Nicola Biscotti, Presidente dell'ANAV (Associazione Nazionale Autotrasporto Viaggiatori), invia un duro comunicato contro le ipotesi di bacini unici regionali:
"La teoria del bacino unico regionale viene da lontano e può essere classificata come il solito tentativo dirigistico di definire dall’alto modelli di gestione che invece vanno lasciati alle imprese ed al mercato.
E’ pura follia pensare di definire a priori un bacino unico regionale senza alcun approfondimento sulla realtà trasportistica locale e sui reali flussi di traffico originati dalla domanda di trasporto.
Difatti, poiché il fulcro di ogni rete di trasporto sono i centri attrattori di traffico, la realtà vera del nostro Paese è che la dimensione ottimale dei bacini di traffico è quella provinciale, mentre solo le grandi aree metropolitane (Roma, Milano, Napoli) garantiscono un traffico ultraprovinciale.
Addirittura ci possono essere bacini sub provinciali che garantiscono buoni livelli di domanda perché saturano l’offerta. Ma il problema non è questo: la stortura è pretendere di definire in linea teorica ed aprioristica, ciò che invece dovrebbe discendere da esperienza di mercato locale e verifica di ciò che realmente serve all’utenza.
Poi c’è il rapporto ferro gomma: nonostante anche l’ing. Moretti sostenga che non è possibile far viaggiare treni con 20/30 viaggiatori, in Italia si continua a finanziare tutto ciò che si muove su ferro, anche quando si tratta solo del macchinista e del controllore.
In quanto alle aziende uniche regionali, si tratta di una palese illusione ottica e di un maldestro tentativo di bloccare il mercato e la concorrenza, oltre al vergognoso obiettivo di mischiare i conti e cancellare, con la scusa dell’Europa, anni di sprechi ed inefficienze, consorterie politico sindacali che hanno ridotto il trasporto pubblico locale allo sfascio ed al degrado.
Il progetto è fin troppo chiaro: individuare il bacino unico regionale anche se non vi è alcun motivo ed indire gare uniche regionali alle quali possano partecipare solo grandi gruppi, eliminando dal mercato le piccole e medie imprese (sia pubbliche che private) che finora hanno garantito minori costi e servizi di maggiore qualità, ma sono indubbiamente fuori dal controllo della politica: nelle private perchè è così, in molte aziende pubbliche perché manager capaci e qualche politico accorto hanno impedito la propagazione del consociativismo e dello spreco.
Il nanismo delle imprese è un falso problema: la verità è che bisogna vedere chi sa gestire e chi non lo sa fare. In Italia le imprese private hanno un costo medio di produzione del servizio di € 2,2/km, mentre le grandi imprese pubbliche costano in media € 3,9/km: non mi risulta che siano fallite quelle che percepiscono minori corrispettivi pubblici, ma invece stanno fallendo quelle che costano di più allo Stato ed alle Regioni.
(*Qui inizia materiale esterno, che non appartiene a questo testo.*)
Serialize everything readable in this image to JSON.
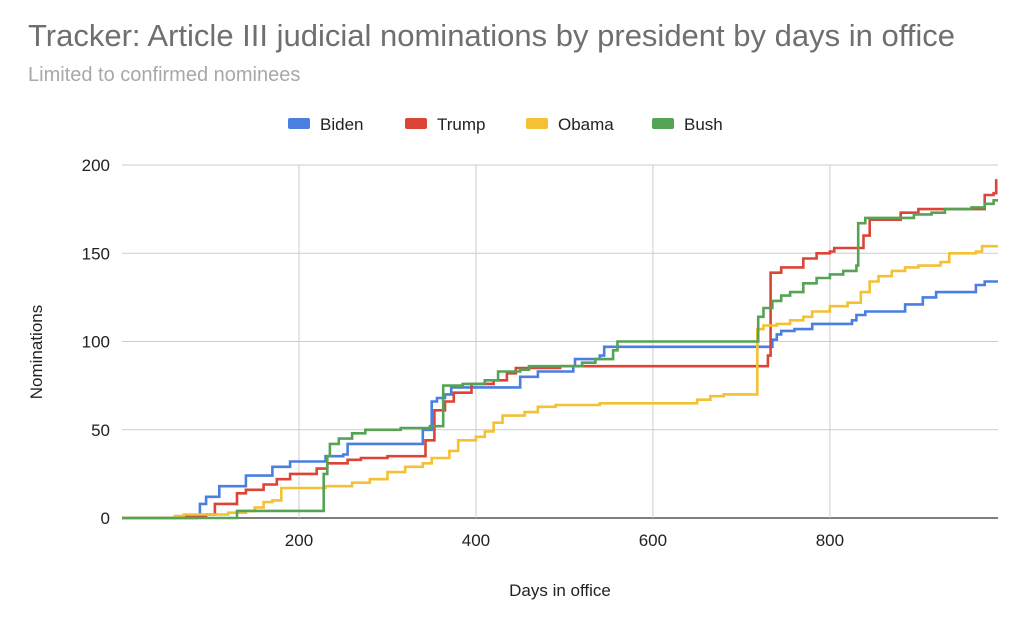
{
  "header": {
    "title": "Tracker: Article III judicial nominations by president by days in office",
    "subtitle": "Limited to confirmed nominees"
  },
  "chart_data": {
    "type": "line",
    "title": "Tracker: Article III judicial nominations by president by days in office",
    "subtitle": "Limited to confirmed nominees",
    "xlabel": "Days in office",
    "ylabel": "Nominations",
    "xlim": [
      0,
      990
    ],
    "ylim": [
      0,
      200
    ],
    "xticks": [
      200,
      400,
      600,
      800
    ],
    "yticks": [
      0,
      50,
      100,
      150,
      200
    ],
    "grid": true,
    "legend_position": "top",
    "step": true,
    "series": [
      {
        "name": "Biden",
        "color": "#4a7fe0",
        "points": [
          [
            0,
            0
          ],
          [
            85,
            1
          ],
          [
            88,
            8
          ],
          [
            95,
            12
          ],
          [
            105,
            12
          ],
          [
            110,
            18
          ],
          [
            135,
            18
          ],
          [
            140,
            24
          ],
          [
            165,
            24
          ],
          [
            170,
            29
          ],
          [
            185,
            29
          ],
          [
            190,
            32
          ],
          [
            225,
            32
          ],
          [
            230,
            35
          ],
          [
            250,
            36
          ],
          [
            255,
            42
          ],
          [
            335,
            42
          ],
          [
            340,
            50
          ],
          [
            345,
            50
          ],
          [
            350,
            66
          ],
          [
            356,
            68
          ],
          [
            365,
            70
          ],
          [
            372,
            74
          ],
          [
            440,
            74
          ],
          [
            450,
            80
          ],
          [
            470,
            83
          ],
          [
            510,
            86
          ],
          [
            512,
            90
          ],
          [
            540,
            92
          ],
          [
            545,
            97
          ],
          [
            570,
            97
          ],
          [
            730,
            97
          ],
          [
            735,
            101
          ],
          [
            740,
            104
          ],
          [
            745,
            106
          ],
          [
            760,
            107
          ],
          [
            780,
            110
          ],
          [
            800,
            110
          ],
          [
            825,
            112
          ],
          [
            830,
            115
          ],
          [
            840,
            117
          ],
          [
            880,
            117
          ],
          [
            885,
            121
          ],
          [
            900,
            121
          ],
          [
            905,
            125
          ],
          [
            915,
            125
          ],
          [
            920,
            128
          ],
          [
            960,
            128
          ],
          [
            965,
            132
          ],
          [
            975,
            134
          ],
          [
            990,
            134
          ]
        ]
      },
      {
        "name": "Trump",
        "color": "#db4437",
        "points": [
          [
            0,
            0
          ],
          [
            60,
            1
          ],
          [
            95,
            2
          ],
          [
            105,
            8
          ],
          [
            125,
            8
          ],
          [
            130,
            14
          ],
          [
            140,
            16
          ],
          [
            160,
            19
          ],
          [
            175,
            22
          ],
          [
            190,
            25
          ],
          [
            215,
            25
          ],
          [
            220,
            28
          ],
          [
            228,
            28
          ],
          [
            232,
            31
          ],
          [
            255,
            33
          ],
          [
            270,
            34
          ],
          [
            300,
            35
          ],
          [
            338,
            35
          ],
          [
            343,
            44
          ],
          [
            350,
            44
          ],
          [
            353,
            61
          ],
          [
            360,
            61
          ],
          [
            365,
            66
          ],
          [
            375,
            71
          ],
          [
            395,
            76
          ],
          [
            420,
            78
          ],
          [
            435,
            82
          ],
          [
            445,
            85
          ],
          [
            480,
            85
          ],
          [
            495,
            86
          ],
          [
            530,
            86
          ],
          [
            720,
            86
          ],
          [
            725,
            86
          ],
          [
            730,
            92
          ],
          [
            733,
            139
          ],
          [
            745,
            142
          ],
          [
            760,
            142
          ],
          [
            770,
            147
          ],
          [
            785,
            150
          ],
          [
            800,
            151
          ],
          [
            805,
            153
          ],
          [
            835,
            153
          ],
          [
            838,
            160
          ],
          [
            845,
            169
          ],
          [
            880,
            173
          ],
          [
            900,
            175
          ],
          [
            940,
            175
          ],
          [
            970,
            175
          ],
          [
            975,
            183
          ],
          [
            985,
            184
          ],
          [
            988,
            192
          ]
        ]
      },
      {
        "name": "Obama",
        "color": "#f4c034",
        "points": [
          [
            0,
            0
          ],
          [
            60,
            1
          ],
          [
            70,
            2
          ],
          [
            115,
            2
          ],
          [
            120,
            3
          ],
          [
            140,
            4
          ],
          [
            150,
            6
          ],
          [
            160,
            9
          ],
          [
            170,
            10
          ],
          [
            180,
            17
          ],
          [
            210,
            17
          ],
          [
            225,
            17
          ],
          [
            230,
            18
          ],
          [
            250,
            18
          ],
          [
            260,
            20
          ],
          [
            280,
            22
          ],
          [
            300,
            26
          ],
          [
            320,
            29
          ],
          [
            340,
            31
          ],
          [
            350,
            34
          ],
          [
            370,
            38
          ],
          [
            380,
            44
          ],
          [
            400,
            46
          ],
          [
            410,
            49
          ],
          [
            420,
            54
          ],
          [
            430,
            58
          ],
          [
            445,
            58
          ],
          [
            455,
            60
          ],
          [
            470,
            63
          ],
          [
            490,
            64
          ],
          [
            520,
            64
          ],
          [
            540,
            65
          ],
          [
            640,
            65
          ],
          [
            650,
            67
          ],
          [
            665,
            69
          ],
          [
            680,
            70
          ],
          [
            700,
            70
          ],
          [
            715,
            70
          ],
          [
            718,
            107
          ],
          [
            725,
            109
          ],
          [
            740,
            110
          ],
          [
            755,
            112
          ],
          [
            770,
            114
          ],
          [
            780,
            117
          ],
          [
            800,
            120
          ],
          [
            820,
            122
          ],
          [
            830,
            122
          ],
          [
            835,
            128
          ],
          [
            845,
            134
          ],
          [
            855,
            137
          ],
          [
            870,
            140
          ],
          [
            885,
            142
          ],
          [
            900,
            143
          ],
          [
            925,
            145
          ],
          [
            935,
            150
          ],
          [
            945,
            150
          ],
          [
            965,
            151
          ],
          [
            972,
            154
          ],
          [
            990,
            154
          ]
        ]
      },
      {
        "name": "Bush",
        "color": "#55a355",
        "points": [
          [
            0,
            0
          ],
          [
            120,
            0
          ],
          [
            130,
            4
          ],
          [
            225,
            4
          ],
          [
            228,
            25
          ],
          [
            232,
            35
          ],
          [
            235,
            42
          ],
          [
            245,
            45
          ],
          [
            260,
            48
          ],
          [
            275,
            50
          ],
          [
            300,
            50
          ],
          [
            315,
            51
          ],
          [
            340,
            51
          ],
          [
            348,
            52
          ],
          [
            355,
            52
          ],
          [
            360,
            52
          ],
          [
            363,
            75
          ],
          [
            370,
            75
          ],
          [
            385,
            76
          ],
          [
            410,
            78
          ],
          [
            425,
            83
          ],
          [
            450,
            84
          ],
          [
            460,
            86
          ],
          [
            480,
            86
          ],
          [
            500,
            86
          ],
          [
            520,
            88
          ],
          [
            535,
            90
          ],
          [
            555,
            95
          ],
          [
            560,
            100
          ],
          [
            600,
            100
          ],
          [
            716,
            100
          ],
          [
            719,
            114
          ],
          [
            725,
            119
          ],
          [
            735,
            123
          ],
          [
            745,
            126
          ],
          [
            755,
            128
          ],
          [
            770,
            133
          ],
          [
            785,
            136
          ],
          [
            800,
            138
          ],
          [
            815,
            140
          ],
          [
            830,
            143
          ],
          [
            832,
            167
          ],
          [
            840,
            170
          ],
          [
            880,
            170
          ],
          [
            895,
            172
          ],
          [
            915,
            173
          ],
          [
            930,
            175
          ],
          [
            960,
            176
          ],
          [
            975,
            178
          ],
          [
            985,
            180
          ],
          [
            990,
            180
          ]
        ]
      }
    ]
  }
}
Non certo per la concorrenza del privato che nel tpl extraurbano gestisce il 25% del mercato e comunque in una concorrenza per il mercato che, a gara vinta, garantisce esclusività. Qual è la soluzione degli scienziati?
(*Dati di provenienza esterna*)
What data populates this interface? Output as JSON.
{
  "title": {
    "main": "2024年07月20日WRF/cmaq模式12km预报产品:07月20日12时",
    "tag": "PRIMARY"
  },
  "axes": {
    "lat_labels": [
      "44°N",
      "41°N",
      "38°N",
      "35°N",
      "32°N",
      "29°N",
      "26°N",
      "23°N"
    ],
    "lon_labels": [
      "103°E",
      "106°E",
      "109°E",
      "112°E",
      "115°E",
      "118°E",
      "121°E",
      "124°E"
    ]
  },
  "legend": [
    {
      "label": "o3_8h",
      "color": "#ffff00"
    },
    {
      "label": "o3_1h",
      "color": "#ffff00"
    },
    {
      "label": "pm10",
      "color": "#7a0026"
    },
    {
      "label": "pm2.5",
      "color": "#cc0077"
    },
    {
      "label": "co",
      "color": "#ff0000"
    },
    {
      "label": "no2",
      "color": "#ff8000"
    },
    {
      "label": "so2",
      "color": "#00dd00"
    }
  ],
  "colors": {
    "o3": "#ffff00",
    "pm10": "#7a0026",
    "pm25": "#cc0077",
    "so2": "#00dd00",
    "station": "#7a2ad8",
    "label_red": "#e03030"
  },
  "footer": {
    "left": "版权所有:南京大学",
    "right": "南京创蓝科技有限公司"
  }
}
Eliminare le imprese più virtuose ed efficienti e riservare il mercato alle fusioni tra quelli che già perdevano e sprecavano, in nome dell’Europa e del progresso.
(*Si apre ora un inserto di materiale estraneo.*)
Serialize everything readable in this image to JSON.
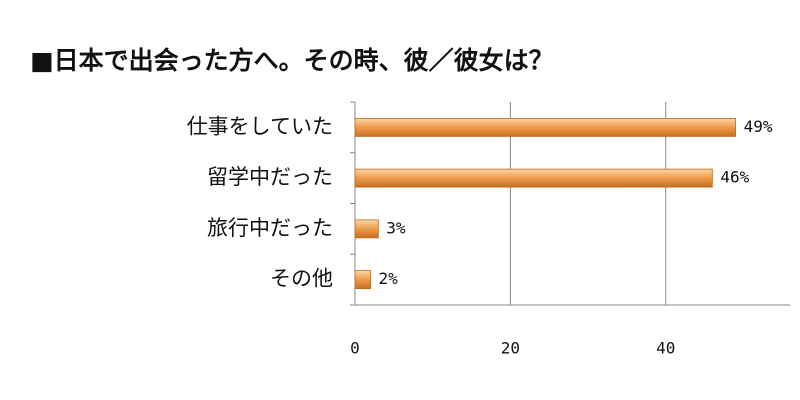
{
  "chart_data": {
    "type": "bar",
    "orientation": "horizontal",
    "title": "■日本で出会った方へ。その時、彼／彼女は？",
    "categories": [
      "仕事をしていた",
      "留学中だった",
      "旅行中だった",
      "その他"
    ],
    "values": [
      49,
      46,
      3,
      2
    ],
    "value_labels": [
      "49%",
      "46%",
      "3%",
      "2%"
    ],
    "color": "#f0a050",
    "xlim": [
      0,
      56
    ],
    "xticks": [
      0,
      20,
      40
    ],
    "grid": true
  }
}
Le grandi aziende non sono governabili e non generano significative economie di scala:questo è dato reale ed incontrovertibile.
In più non si è ancora realizzata la separazione tra programmazione gestione, cosicché la peggior politica ed il sindacalismo più oltranzista governano aziende con la più bassa produttività d’Europa, i corrispettivi più alti d’Europa, gli investimenti più bassi e gli indiretti più numerosi: Le imprese con buona produttività, corrispettivi più bassi e parco rotabile vetusto me tenuto in maniera decente vanno invece eliminate da mercato: ma l’Antitrust dirà qualcosa su questa monopolizzazione di un marcato che invece l’Europa ci ha insegnato dovrebbe essere aperto alla concorrenza?"